Motorists have been speeding through the tiny Italian village of Acquetico for years, and recently its 120 residents — many of them elderly and too afraid to cross the main street — finally demanded action.
In response, the local mayor ordered the installation of a speed camera for a trial period, but he and the residents were gobsmacked when they saw the data that rolled in after the first 10 days.
In that short space of time, the camera recorded an astonishing 58,568 speeding offenses, the BBC reported.
On average, a vehicle broke the road’s 50 kph (31 mph) speed limit every few minutes, with the fastest driver clocked at 135 kph (84 mph). One local news source claimed that 50 percent of the vehicles passing through the village in northern Italy were going at speeds that exceeded the limit.

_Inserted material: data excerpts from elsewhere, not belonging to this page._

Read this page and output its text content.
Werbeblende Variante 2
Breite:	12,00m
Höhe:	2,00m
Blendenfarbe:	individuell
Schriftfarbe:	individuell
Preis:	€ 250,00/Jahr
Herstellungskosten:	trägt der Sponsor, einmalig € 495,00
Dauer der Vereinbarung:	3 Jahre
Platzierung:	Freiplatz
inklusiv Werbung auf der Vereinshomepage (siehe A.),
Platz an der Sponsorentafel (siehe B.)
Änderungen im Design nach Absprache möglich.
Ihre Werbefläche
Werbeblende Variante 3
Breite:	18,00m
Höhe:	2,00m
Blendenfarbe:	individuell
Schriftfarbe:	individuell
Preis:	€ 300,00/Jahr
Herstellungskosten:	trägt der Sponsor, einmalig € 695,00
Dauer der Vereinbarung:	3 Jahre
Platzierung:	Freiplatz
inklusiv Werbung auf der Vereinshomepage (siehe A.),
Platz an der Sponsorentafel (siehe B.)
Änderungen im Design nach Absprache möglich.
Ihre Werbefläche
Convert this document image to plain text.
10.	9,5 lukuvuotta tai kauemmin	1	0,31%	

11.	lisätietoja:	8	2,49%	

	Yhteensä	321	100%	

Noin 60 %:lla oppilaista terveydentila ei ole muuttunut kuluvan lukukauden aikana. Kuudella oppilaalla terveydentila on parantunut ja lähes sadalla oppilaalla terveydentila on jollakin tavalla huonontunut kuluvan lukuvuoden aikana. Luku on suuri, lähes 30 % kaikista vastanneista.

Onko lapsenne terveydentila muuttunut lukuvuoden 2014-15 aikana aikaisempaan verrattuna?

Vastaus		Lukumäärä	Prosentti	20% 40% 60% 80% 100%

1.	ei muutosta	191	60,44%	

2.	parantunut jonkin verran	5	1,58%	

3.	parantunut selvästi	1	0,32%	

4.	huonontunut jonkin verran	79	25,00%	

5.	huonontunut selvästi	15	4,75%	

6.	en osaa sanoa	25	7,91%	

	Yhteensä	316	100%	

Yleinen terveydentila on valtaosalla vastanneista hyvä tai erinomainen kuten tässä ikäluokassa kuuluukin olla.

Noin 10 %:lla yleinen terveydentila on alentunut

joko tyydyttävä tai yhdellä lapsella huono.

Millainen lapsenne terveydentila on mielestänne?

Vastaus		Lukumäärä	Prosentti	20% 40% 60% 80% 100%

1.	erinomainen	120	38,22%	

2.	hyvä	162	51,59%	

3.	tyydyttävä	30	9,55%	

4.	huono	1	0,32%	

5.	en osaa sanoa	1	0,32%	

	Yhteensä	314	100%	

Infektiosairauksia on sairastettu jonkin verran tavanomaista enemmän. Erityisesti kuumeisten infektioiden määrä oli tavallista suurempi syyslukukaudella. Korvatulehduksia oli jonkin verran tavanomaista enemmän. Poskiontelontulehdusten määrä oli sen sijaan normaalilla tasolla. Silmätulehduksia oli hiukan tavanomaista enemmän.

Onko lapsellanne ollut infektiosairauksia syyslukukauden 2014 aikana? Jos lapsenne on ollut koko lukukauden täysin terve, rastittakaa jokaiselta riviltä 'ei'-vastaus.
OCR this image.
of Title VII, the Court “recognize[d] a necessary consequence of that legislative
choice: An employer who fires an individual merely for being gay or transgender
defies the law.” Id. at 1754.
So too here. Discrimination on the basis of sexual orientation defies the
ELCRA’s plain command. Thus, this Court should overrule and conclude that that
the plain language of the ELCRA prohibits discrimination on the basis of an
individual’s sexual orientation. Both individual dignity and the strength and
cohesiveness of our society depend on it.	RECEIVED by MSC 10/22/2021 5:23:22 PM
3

Mayor Alessandro Alessandri told Italian news agency Ansa that the situation was “madness” as the residents “regularly move within the village and cross the road.”
The 20 fastest cars clocked by the speed camera motored through the village in the middle of the day, when most residents were out and about, according to the data.
The mayor said that part of the problem is that of the three main routes running between the coast and the Piedmont region, the road passing through Acquetico, which sits 70 miles south of Turin and 35 miles east of Nice, is the best one for drivers wishing to avoid tolls, speed bumps, and cameras.
An added issue is that some motorcyclists enjoy using the road — with its bends and good condition — for racing.
The camera was set up as a trial, but with the results revealing the true extent of Acquetico’s speeding problem, the mayor says he’s considering having the camera put in place permanently.
Alessandri told Ansa he hoped that in time, the camera will encourage drivers to ease off the gas as they pass through the village, creating a safer environment for its residents in the process.
In other news about drivers who seem to have trouble sticking to the speed limit, a man in Japan was recently arrested for driving faster than one of the nation’s famously zippy bullet trains.
In what’s thought to be the most serious known speed violation ever to have taken place on a Japanese highway, the driver reached 174 mph (280 kph) in his Nissan GT-R supercar before posting a video of the stunt on YouTube because he “wanted everyone to watch it.”